Dark

              Daowu and Jianyuan went to a house to offer condolences. Jianyuan struck the coffin with his hand 
              and asked, “Alive or dead?”
              Daowu said, “I’m not saying alive, I’m not saying dead.”
              Jianyuan asked, “Why won’t you say?”
              Daowu said, “I’m not saying! I’m not saying!”
              On the way home, Jianyuan stopped in the middle of the road and demanded, “Tell me right now, Teacher. 
              If you don’t say, I’m going to hit you and leave.”
              Daowu said, “You can hit me, but even if you do, I still won’t say.” Jianyuan hit him.
                                                                                                                        Blue Cliff Record, Case 55


Dark days, cold and wet with sleet and snow, carried on winds that blow from the south for weeks as a high pressure system sits to the west, blocking the movement of fronts that could shift the airflow. Every morning at daylight, every evening on dusk as the moon wanes, the whole turbulent bowl of the sky fluoresces as if backlit pink and yellow from horizon to horizon. In and against this light, clouds tumble grey and purple, deepening.

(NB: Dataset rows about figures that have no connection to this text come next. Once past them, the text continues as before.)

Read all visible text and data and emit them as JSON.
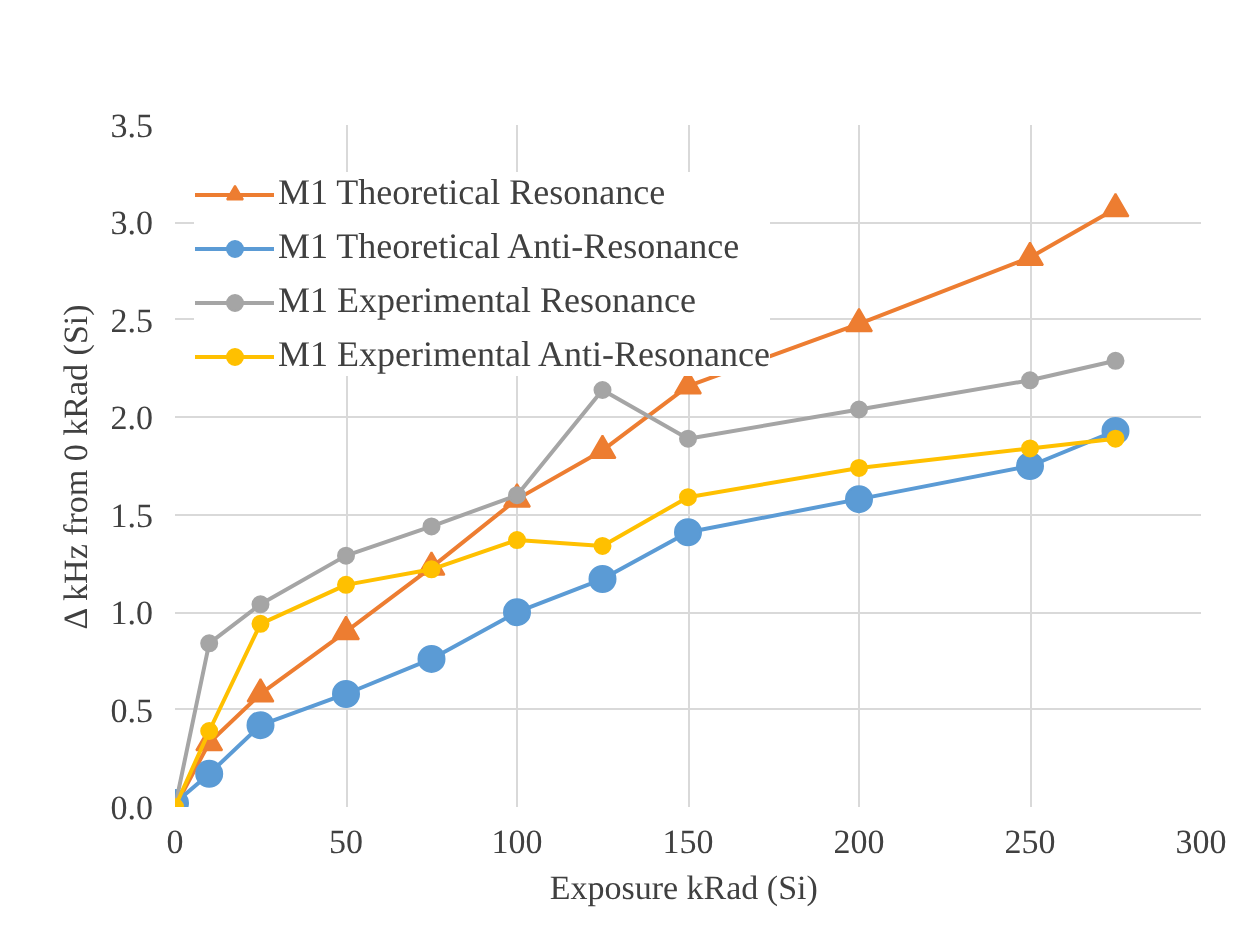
{
  "chart_data": {
    "type": "line",
    "xlabel": "Exposure kRad  (Si)",
    "ylabel": "Δ kHz from 0 kRad (Si)",
    "x": [
      0,
      10,
      25,
      50,
      75,
      100,
      125,
      150,
      200,
      250,
      275
    ],
    "xlim": [
      0,
      300
    ],
    "xticks": [
      0,
      50,
      100,
      150,
      200,
      250,
      300
    ],
    "ylim": [
      0,
      3.5
    ],
    "yticks": [
      {
        "value": 0,
        "label": "0.0"
      },
      {
        "value": 0.5,
        "label": "0.5"
      },
      {
        "value": 1,
        "label": "1.0"
      },
      {
        "value": 1.5,
        "label": "1.5"
      },
      {
        "value": 2,
        "label": "2.0"
      },
      {
        "value": 2.5,
        "label": "2.5"
      },
      {
        "value": 3,
        "label": "3.0"
      },
      {
        "value": 3.5,
        "label": "3.5"
      }
    ],
    "grid": true,
    "legend": "top left",
    "series": [
      {
        "name": "M1 Theoretical Resonance",
        "color": "#ed7d31",
        "marker": "triangle",
        "values": [
          0,
          0.33,
          0.58,
          0.9,
          1.23,
          1.58,
          1.83,
          2.16,
          2.48,
          2.82,
          3.07
        ]
      },
      {
        "name": "M1 Theoretical Anti-Resonance",
        "color": "#5b9bd5",
        "marker": "circle",
        "values": [
          0.02,
          0.17,
          0.42,
          0.58,
          0.76,
          1.0,
          1.17,
          1.41,
          1.58,
          1.75,
          1.93
        ]
      },
      {
        "name": "M1 Experimental Resonance",
        "color": "#a5a5a5",
        "marker": "circle",
        "values": [
          0,
          0.84,
          1.04,
          1.29,
          1.44,
          1.6,
          2.14,
          1.89,
          2.04,
          2.19,
          2.29
        ]
      },
      {
        "name": "M1 Experimental Anti-Resonance",
        "color": "#ffc000",
        "marker": "circle",
        "values": [
          0,
          0.39,
          0.94,
          1.14,
          1.22,
          1.37,
          1.34,
          1.59,
          1.74,
          1.84,
          1.89
        ]
      }
    ]
  }
}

In the autumn, J brought home a hen and her chicks from the farm of a friend where they were wandering, at risk of attack by dogs and hawks. Now the chicks are grown and from four in the morning until dark, in the henhouse and out in the paddocks eight roosters crow and fight one another. H comes with his properly sharpened knives to help us kill some of them. 

We keep the birds quiet, and they’re calm when the moment comes to cleanly and quickly cut their heads from their necks. After a few minutes, we dip the bodies in hot water to loosen the feathers then pluck them, before making a cut in the abdomen and reaching in to take out the intestines. The blood is offered back to the ground, and the guts and feathers too by the slower way of the compost heap. I keep the hearts and livers and we fry and eat them straight away; the feet and necks and crops (after they’re split and the little grinding-stones are washed out) will be added to the stock pot for soup that is delicious and cures many ills. 

I cut one bird in pieces and cook it for the evening meal, with onion and garlic and carrot and freshly ground spices – cardamom, cinnamon, pepper, cumin, cloves, nutmeg – and some of the tomato passata I preserved in summer. The smell and taste of the food is wonderful and we eat with full gratitude. I think of the crowd of ancestors for whom these actions, this rite of killing and cooking and sharing food would have been among the necessities and joys of life.

In the damp, all things that love water continue to thrive. The grass is still growing despite the cold; fresh shoots form on the eucalypts and already the wattle buds are brightening. Fungi of all kinds continue to sprout, ever more elaborately – baskets and corals and earth stars and (new to us), growing from the base of a stringybark root burl, a row of toothed jelly mushrooms – Pseudohydnum gelatinosum – pearl-grey, translucent, with velvety brown tops and tiny protrusions on the undersides – teeth instead of gills or pores. They’re common all over the world – how did that happen? And edible, though bland.

When the weather starts to move again, still it rains in waves from the southwest, and eagles come to play, hanging high and sliding crossways in the wind that announces each front. Momentary sun spins yellow in the remaining leaves on the silver birches near the house, while each gust brings down more leaves, so that the air is filled, the grass is strewn with gold. In the stillness between squalls the river, old silver, practises its reflection work, offering back a slash of last red leaves, dark portals of forest, swathes of bright pasture, smoke trails from bonfire heaps that can at last be safely lit.

And the solstice comes. Tree frogs krik kriiik kriik ahead of each rainstorm from their hidden places around the garden. Bandicoots dig over  soaked ground. Wind draws from the sea and blows the rain away for an hour, knocking droplets from the grass and combing it all one way, though in sheltered places everything stays drenched. The sun comes out, low and bright, and from the clear sky falls a night of frost, droplets frozen solid, black ice on the roads. 

Before dawn, almost invisible on the brightening horizon the old moon, pared to a fingernail, rises with Mercury beside it, and above them Venus rides near the Seven Sisters – Matariki – who appear once more in the morning sky to signal a new season. T plants out garlic cloves for harvest in the summer and sows seeds of spring crops. A honeyeater begins to gather fine twigs for its nest.

Returning from a walk the dog barks, urgent, imperious, from the other side of the door and I understand that I too can come in – to the world as it calls, each knock the boom of a traveller’s staff in the darkness, the cold. Alive or dead, already in the web that entangles the ground and its tiny lifeways with the rooster who scratches there and with us as we kill and eat and return to the earth ourselves in time – soon! A great host coming and going, how we throng the ways. 

I dream that the beloved dead come to meet me, and that they are well. Dark or bright, words and presences here or gone – I’m not saying!